Refractive errors are problems in the shape of the eye that prevent light from being focused as it should. Small changes to the shape of the cornea (the clear, dome-shaped layer covering the front of the eye) and length of the eyeball can make vision blurry. Refractive surgery is any surgery on the eye that corrects a refractive error, improving vision and reducing the need for glasses and contacts. The most well-known refractive surgery is LASIK surgery, but there are several kinds.

LASIK surgery uses lasers to reshape the cornea. It can be used to treat most cases of near-sightedness, far-sightedness, and astigmatism. An ophthalmologist cuts away a flap of tissue covering the cornea, then guides a laser to lower or raise the curve of the cornea or to smooth out the surface of one with irregularities. It only takes 10 - 15 minutes per eye, and it is permanent.

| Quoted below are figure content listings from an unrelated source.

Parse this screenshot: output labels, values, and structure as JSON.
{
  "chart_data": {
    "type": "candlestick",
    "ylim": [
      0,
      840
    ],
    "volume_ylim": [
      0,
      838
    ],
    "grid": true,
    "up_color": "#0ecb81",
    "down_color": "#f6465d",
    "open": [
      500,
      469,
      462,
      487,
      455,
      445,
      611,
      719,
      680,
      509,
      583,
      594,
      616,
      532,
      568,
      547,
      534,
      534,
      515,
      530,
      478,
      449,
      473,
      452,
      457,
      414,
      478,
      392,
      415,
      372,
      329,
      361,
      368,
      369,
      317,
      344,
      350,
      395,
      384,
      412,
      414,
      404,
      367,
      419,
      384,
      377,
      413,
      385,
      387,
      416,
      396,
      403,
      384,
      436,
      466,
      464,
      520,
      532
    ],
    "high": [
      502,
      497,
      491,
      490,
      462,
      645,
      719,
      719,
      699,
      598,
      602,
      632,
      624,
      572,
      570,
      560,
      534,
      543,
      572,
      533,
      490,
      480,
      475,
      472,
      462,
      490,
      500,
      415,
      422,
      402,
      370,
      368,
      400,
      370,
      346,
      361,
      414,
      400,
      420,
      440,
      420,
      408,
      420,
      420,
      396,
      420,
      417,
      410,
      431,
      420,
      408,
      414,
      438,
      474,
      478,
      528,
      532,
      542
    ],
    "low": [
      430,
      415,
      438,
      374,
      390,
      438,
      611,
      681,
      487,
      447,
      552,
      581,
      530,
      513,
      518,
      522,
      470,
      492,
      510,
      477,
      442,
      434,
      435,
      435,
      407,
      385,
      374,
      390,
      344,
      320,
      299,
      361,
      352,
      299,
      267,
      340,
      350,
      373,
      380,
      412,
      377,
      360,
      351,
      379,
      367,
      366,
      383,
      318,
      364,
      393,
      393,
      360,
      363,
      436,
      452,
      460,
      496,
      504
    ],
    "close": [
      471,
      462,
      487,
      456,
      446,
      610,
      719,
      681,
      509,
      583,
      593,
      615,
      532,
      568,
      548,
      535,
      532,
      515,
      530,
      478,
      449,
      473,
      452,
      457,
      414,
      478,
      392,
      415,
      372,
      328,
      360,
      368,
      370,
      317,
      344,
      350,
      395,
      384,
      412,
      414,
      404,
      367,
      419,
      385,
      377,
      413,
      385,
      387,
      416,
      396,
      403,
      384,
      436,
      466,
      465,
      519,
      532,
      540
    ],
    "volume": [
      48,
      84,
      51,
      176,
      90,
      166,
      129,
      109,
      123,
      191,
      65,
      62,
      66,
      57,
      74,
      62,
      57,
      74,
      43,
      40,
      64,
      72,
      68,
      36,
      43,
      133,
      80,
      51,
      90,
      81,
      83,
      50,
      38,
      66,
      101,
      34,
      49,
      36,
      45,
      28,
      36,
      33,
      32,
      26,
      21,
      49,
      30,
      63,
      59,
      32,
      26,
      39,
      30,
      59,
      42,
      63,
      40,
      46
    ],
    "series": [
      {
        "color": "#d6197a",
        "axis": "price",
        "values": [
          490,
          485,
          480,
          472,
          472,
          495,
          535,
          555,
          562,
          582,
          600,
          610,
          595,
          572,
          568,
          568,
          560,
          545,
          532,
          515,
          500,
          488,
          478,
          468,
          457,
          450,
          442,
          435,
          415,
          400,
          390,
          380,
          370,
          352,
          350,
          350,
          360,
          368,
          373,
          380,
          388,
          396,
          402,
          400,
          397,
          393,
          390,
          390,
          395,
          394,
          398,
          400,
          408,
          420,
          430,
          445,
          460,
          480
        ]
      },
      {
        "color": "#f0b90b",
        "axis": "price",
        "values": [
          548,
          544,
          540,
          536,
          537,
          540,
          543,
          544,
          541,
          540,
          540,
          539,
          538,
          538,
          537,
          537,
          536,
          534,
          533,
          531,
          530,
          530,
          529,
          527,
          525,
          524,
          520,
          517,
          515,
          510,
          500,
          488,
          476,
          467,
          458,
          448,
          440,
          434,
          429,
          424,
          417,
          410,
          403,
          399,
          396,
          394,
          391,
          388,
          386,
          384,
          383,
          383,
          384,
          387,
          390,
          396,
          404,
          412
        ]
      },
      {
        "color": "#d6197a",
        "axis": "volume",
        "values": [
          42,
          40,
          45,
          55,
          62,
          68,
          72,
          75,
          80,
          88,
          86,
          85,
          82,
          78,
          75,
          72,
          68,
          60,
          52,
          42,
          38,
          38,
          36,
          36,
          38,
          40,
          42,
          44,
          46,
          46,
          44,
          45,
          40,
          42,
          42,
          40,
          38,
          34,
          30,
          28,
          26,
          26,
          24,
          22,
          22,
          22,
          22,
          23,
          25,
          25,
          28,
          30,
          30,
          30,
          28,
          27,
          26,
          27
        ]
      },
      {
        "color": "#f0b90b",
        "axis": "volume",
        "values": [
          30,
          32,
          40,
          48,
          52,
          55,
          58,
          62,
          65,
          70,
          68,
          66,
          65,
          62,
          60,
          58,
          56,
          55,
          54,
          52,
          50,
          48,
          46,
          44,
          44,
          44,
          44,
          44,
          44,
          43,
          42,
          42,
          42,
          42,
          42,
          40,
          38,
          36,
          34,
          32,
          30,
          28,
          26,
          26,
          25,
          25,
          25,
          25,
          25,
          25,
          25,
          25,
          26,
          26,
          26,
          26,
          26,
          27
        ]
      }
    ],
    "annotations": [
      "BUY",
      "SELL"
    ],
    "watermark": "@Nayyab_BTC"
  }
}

LASEK is a very similar procedure that involves a thinner ‘flap’ under which the ophthalmologist operates. It may take slightly longer to heal, but it is a better choice for people with thin corneas.

There are several other kinds of surgery that reshape the cornea, including photorefractive keratectomy (PRK), conductive keratoplasty (CK), and laser thermal keratoplasty (LTK). While these procedures are not always as effective at vision correction as LASIK, they are also not as invasive. Unlike LASIK, they do not involve cutting open the flap of corneal tissue at the beginning of the procedure. PRK trims only the top layer of the cornea, while CK and LTK use heat to create precise scarring that will reshape it. There also may be less risk of side effects.

For severe cases of myopia, or nearsightedness, a procedure called phakic intraocular lenses may be used. These are like an implantable contact lens that is permanently inserted into the eye, in front of the natural lens.

Although an optician can refer patients to a surgeon, refractive surgery can only be performed by an ophthalmologist. A complete eye exam and consultation should always be performed. While recovery may take a few days of discomfort and blurry vision, it can lead to a lifetime free of glasses and contacts.